The Precertification and Authorization Representative is an intermediate level position that is responsible for resolving referral, precertification, and/or prior authorization to support insurance specific plan requirements for all commercial, government and other payors across hospital (inpatient & outpatient), ED, and clinic/ambulatory environments. In addition, this position may be responsible for pre-appointment insurance review (PAIR) and denials recovery functions within the Patient Access department. This may include processing of pre-certification and prior authorization for workers compensation/third party liability (WC/TPL), managed care and HMO accounts, as well as working assigned registration denials for government and non-government accounts. This role requires adherence to quality assurance guidelines as well as established productivity standards to support the work unit’s performance expectations.
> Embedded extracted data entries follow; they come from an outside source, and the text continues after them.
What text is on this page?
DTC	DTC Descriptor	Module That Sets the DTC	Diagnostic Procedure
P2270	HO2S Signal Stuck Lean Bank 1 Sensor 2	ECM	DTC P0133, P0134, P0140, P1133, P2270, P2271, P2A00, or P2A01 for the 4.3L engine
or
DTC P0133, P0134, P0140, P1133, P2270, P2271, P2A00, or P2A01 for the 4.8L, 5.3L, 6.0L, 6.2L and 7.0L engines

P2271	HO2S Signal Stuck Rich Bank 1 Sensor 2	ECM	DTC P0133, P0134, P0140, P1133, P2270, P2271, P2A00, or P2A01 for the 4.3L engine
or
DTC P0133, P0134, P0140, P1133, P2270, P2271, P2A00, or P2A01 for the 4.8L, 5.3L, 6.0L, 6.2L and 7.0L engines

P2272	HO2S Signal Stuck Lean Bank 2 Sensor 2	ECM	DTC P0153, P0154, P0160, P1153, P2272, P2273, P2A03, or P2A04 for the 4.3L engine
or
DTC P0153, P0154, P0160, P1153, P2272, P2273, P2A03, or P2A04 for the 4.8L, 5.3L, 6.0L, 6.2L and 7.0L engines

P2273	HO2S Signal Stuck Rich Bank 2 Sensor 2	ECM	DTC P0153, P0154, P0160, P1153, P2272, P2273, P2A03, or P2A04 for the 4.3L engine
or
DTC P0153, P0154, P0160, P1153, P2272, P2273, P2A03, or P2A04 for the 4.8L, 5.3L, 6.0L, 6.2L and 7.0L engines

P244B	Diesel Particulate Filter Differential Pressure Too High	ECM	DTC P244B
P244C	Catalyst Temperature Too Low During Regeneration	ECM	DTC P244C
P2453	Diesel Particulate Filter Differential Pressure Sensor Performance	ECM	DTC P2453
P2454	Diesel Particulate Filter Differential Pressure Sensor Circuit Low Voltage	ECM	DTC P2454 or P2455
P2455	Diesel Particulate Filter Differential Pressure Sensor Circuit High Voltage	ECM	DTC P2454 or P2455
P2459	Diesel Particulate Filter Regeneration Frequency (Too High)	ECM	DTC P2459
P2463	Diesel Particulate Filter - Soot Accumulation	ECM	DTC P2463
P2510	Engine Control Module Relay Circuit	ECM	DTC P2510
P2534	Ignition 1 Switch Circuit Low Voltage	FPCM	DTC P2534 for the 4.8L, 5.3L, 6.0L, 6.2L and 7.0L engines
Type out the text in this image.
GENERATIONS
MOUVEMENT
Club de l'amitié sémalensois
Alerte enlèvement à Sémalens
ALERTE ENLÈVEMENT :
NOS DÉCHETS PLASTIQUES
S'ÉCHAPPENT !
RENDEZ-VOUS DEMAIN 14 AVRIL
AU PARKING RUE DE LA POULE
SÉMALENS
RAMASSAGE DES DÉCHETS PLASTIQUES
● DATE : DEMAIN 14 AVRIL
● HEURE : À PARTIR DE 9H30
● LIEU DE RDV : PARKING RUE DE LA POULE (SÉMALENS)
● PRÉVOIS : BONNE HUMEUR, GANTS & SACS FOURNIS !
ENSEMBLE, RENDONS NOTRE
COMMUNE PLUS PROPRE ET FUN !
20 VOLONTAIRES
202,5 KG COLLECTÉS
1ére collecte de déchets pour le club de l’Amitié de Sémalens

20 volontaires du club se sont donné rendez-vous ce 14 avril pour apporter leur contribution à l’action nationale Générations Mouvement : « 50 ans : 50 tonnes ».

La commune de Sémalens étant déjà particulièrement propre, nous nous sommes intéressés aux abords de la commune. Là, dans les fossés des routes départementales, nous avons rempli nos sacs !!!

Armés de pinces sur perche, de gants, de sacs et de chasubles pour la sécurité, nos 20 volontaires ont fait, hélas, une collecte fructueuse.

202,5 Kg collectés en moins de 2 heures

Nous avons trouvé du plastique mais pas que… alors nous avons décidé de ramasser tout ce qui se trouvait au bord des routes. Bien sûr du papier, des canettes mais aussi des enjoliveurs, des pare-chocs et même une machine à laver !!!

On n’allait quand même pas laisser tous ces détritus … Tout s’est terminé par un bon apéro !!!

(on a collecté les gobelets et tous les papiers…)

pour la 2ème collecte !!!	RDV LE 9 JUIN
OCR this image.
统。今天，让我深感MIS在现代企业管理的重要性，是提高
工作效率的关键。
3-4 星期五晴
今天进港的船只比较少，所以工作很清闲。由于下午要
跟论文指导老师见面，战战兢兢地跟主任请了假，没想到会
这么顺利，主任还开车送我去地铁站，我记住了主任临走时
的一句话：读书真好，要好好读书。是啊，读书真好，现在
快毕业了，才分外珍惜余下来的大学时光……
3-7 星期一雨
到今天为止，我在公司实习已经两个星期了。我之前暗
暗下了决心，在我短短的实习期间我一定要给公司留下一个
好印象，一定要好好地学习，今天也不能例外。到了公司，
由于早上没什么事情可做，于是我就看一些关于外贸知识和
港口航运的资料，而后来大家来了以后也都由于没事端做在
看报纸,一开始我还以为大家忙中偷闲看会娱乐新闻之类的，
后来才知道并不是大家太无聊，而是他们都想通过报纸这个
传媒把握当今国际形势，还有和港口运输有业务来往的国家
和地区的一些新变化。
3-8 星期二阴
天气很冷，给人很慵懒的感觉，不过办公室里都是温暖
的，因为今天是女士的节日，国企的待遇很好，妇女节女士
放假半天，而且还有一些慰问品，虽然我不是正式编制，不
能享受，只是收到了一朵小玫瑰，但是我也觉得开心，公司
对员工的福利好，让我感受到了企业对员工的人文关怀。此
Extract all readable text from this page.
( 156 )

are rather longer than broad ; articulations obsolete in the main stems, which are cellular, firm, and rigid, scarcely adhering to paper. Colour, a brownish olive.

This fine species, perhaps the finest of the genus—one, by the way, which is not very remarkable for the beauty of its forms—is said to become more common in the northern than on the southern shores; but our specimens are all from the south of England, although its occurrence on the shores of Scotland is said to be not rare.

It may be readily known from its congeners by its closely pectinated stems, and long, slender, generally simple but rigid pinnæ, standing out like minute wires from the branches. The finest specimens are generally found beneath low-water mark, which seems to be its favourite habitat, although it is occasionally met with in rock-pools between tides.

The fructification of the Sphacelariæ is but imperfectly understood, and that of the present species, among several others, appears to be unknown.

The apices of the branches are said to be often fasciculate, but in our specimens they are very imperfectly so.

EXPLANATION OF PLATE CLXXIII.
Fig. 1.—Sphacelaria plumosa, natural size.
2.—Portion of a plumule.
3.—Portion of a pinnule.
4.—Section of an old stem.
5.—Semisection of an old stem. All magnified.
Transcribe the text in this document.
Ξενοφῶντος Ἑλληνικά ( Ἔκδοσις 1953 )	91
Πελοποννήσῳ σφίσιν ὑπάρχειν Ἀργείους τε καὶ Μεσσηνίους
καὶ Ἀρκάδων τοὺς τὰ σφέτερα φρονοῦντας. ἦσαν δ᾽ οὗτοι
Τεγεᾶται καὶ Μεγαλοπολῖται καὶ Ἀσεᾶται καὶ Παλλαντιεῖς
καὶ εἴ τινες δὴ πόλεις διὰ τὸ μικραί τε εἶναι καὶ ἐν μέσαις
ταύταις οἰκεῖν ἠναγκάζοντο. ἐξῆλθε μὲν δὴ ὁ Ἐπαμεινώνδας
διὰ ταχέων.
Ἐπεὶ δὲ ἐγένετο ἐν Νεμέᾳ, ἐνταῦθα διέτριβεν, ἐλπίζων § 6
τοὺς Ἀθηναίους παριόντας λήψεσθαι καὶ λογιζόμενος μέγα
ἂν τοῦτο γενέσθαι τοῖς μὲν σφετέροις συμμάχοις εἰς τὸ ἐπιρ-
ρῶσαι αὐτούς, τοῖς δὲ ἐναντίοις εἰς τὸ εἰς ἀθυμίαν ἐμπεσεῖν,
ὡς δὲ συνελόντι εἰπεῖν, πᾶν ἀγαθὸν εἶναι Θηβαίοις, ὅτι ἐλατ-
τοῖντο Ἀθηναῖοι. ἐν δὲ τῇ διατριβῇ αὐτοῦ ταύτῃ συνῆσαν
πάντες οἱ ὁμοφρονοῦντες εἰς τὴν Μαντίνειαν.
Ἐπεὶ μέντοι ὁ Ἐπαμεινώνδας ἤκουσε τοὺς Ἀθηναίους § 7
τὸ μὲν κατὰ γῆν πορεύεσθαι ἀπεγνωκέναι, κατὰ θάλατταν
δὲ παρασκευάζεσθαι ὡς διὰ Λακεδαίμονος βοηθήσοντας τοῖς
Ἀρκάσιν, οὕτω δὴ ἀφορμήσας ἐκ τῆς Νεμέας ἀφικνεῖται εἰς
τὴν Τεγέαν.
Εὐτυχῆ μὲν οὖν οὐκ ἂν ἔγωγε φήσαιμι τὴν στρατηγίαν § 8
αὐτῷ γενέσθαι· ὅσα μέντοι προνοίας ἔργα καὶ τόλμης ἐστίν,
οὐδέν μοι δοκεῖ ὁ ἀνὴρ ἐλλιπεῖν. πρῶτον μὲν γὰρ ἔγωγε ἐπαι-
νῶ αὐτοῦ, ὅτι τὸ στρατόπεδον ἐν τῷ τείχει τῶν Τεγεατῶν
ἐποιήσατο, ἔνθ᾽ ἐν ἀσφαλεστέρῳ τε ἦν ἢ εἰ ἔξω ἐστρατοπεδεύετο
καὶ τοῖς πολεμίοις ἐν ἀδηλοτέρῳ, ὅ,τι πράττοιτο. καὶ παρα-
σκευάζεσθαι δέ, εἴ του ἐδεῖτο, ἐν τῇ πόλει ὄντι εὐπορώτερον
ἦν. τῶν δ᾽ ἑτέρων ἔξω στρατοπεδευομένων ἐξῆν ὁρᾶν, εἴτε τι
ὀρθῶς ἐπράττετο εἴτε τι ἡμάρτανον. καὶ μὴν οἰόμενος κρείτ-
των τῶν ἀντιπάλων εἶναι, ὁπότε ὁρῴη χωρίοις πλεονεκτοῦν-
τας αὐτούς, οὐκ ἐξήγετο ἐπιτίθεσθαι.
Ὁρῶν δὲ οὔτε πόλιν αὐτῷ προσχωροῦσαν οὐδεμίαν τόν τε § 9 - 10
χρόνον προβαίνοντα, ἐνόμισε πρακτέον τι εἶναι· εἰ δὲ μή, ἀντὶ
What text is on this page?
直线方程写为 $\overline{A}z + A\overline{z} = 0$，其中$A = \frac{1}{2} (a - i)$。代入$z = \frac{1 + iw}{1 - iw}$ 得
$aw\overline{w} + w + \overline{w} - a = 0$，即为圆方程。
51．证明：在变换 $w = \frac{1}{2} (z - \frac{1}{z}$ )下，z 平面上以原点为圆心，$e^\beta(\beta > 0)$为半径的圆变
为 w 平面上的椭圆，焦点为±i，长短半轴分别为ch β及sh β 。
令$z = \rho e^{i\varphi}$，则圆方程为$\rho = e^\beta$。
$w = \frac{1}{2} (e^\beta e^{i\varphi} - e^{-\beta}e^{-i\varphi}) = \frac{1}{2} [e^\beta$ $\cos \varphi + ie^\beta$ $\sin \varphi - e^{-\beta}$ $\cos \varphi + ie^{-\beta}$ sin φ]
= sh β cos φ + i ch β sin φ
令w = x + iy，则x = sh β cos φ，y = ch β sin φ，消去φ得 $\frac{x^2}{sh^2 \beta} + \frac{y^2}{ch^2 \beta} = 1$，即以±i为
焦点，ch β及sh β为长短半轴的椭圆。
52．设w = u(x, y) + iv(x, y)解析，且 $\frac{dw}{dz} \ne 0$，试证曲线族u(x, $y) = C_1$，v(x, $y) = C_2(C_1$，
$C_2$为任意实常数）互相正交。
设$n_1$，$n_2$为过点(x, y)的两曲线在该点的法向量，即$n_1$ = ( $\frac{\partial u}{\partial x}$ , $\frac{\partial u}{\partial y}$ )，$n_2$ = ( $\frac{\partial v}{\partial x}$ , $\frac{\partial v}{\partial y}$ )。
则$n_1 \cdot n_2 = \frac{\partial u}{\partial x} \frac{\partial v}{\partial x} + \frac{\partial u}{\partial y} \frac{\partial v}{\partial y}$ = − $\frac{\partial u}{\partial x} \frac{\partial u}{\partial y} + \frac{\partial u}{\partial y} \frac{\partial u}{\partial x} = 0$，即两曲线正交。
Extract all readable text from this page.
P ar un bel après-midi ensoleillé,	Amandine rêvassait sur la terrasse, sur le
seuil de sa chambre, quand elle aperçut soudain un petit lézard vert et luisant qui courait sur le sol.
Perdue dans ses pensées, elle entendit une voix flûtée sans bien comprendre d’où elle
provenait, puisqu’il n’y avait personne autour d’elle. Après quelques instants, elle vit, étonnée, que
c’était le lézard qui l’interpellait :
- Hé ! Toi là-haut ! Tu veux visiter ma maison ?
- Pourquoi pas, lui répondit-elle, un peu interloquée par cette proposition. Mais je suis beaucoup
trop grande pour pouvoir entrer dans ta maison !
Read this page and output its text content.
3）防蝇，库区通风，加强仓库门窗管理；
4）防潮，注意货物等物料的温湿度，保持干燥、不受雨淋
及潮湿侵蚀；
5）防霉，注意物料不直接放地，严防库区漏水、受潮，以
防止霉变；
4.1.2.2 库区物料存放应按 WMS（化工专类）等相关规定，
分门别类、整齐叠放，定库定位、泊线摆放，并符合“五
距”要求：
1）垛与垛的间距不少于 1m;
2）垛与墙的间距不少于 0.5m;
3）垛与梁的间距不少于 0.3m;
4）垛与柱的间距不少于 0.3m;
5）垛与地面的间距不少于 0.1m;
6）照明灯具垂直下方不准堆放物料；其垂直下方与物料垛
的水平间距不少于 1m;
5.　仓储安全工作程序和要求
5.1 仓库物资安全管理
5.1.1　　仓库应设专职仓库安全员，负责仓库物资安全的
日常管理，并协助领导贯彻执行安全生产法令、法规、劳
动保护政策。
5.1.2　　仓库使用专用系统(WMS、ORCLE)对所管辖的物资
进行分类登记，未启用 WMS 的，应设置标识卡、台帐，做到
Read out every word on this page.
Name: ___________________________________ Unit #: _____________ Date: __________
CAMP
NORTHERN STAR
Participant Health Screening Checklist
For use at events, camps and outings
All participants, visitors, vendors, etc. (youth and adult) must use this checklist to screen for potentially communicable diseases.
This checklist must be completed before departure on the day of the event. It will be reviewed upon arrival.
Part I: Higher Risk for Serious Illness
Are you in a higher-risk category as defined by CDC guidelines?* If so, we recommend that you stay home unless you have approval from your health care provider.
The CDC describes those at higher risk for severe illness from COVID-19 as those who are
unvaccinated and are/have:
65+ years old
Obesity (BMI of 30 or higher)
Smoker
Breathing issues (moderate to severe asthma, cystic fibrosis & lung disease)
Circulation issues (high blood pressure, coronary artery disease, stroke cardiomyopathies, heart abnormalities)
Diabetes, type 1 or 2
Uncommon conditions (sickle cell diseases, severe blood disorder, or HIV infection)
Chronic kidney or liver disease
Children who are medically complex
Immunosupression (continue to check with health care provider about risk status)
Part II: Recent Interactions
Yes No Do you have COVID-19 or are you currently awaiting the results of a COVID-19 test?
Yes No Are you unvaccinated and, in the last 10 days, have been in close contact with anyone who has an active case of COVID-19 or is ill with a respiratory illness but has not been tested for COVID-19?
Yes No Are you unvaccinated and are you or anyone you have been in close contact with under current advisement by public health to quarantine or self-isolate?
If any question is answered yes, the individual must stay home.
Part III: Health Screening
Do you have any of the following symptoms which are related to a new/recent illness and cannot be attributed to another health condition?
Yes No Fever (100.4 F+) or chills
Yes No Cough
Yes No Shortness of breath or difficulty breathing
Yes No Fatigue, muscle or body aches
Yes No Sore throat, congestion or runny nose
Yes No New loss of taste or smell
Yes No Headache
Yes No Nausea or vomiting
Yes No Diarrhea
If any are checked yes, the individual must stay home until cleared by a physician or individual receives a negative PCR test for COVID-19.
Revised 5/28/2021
The Transplant Precertification and Authorization Representative is a full-time, inbound call center role responsible for supporting transplant-related insurance and authorization inquiries. This position serves as a primary point of contact for incoming calls and is responsible for addressing questions and resolving issues in real time when possible. Representatives are expected to take ownership of each call by identifying the concern, completing actions within their scope during the interaction, and documenting clearly for any required follow-up.

Requirements

  • Must be located within 100 miles of a Mayo Clinic campus for occasional on-site expectations based on business needs.
  • Adherence to quality assurance guidelines
  • Established productivity standards

Responsibilities

  • Managing inbound calls related to insurance verification, authorization status, and transplant-related inquiries
  • Assessing caller needs and addressing concerns during the call to the extent possible
  • Locating and sending required documentation (e.g., medical records) as appropriate to resolve the request
  • Verifying insurance eligibility and transplant-related benefits when applicable
  • Providing accurate, real-time information based on payer requirements and available data
  • Documenting all actions clearly and completely to support downstream follow-up
  • Identifying and escalating issues that cannot be resolved during the call
  • Demonstrating working knowledge of the transplant financial clearance and/or authorization process

Benefits

  • Competitive compensation
  • Comprehensive benefit plans
  • Continuing education and advancement opportunities
  • Medical: Multiple plan options.
  • Dental: Delta Dental or reimbursement account for flexible coverage.
  • Vision: Affordable plan with national network.
  • Pre-Tax Savings: HSA and FSAs for eligible expenses.
  • Retirement: Competitive retirement package to secure your future.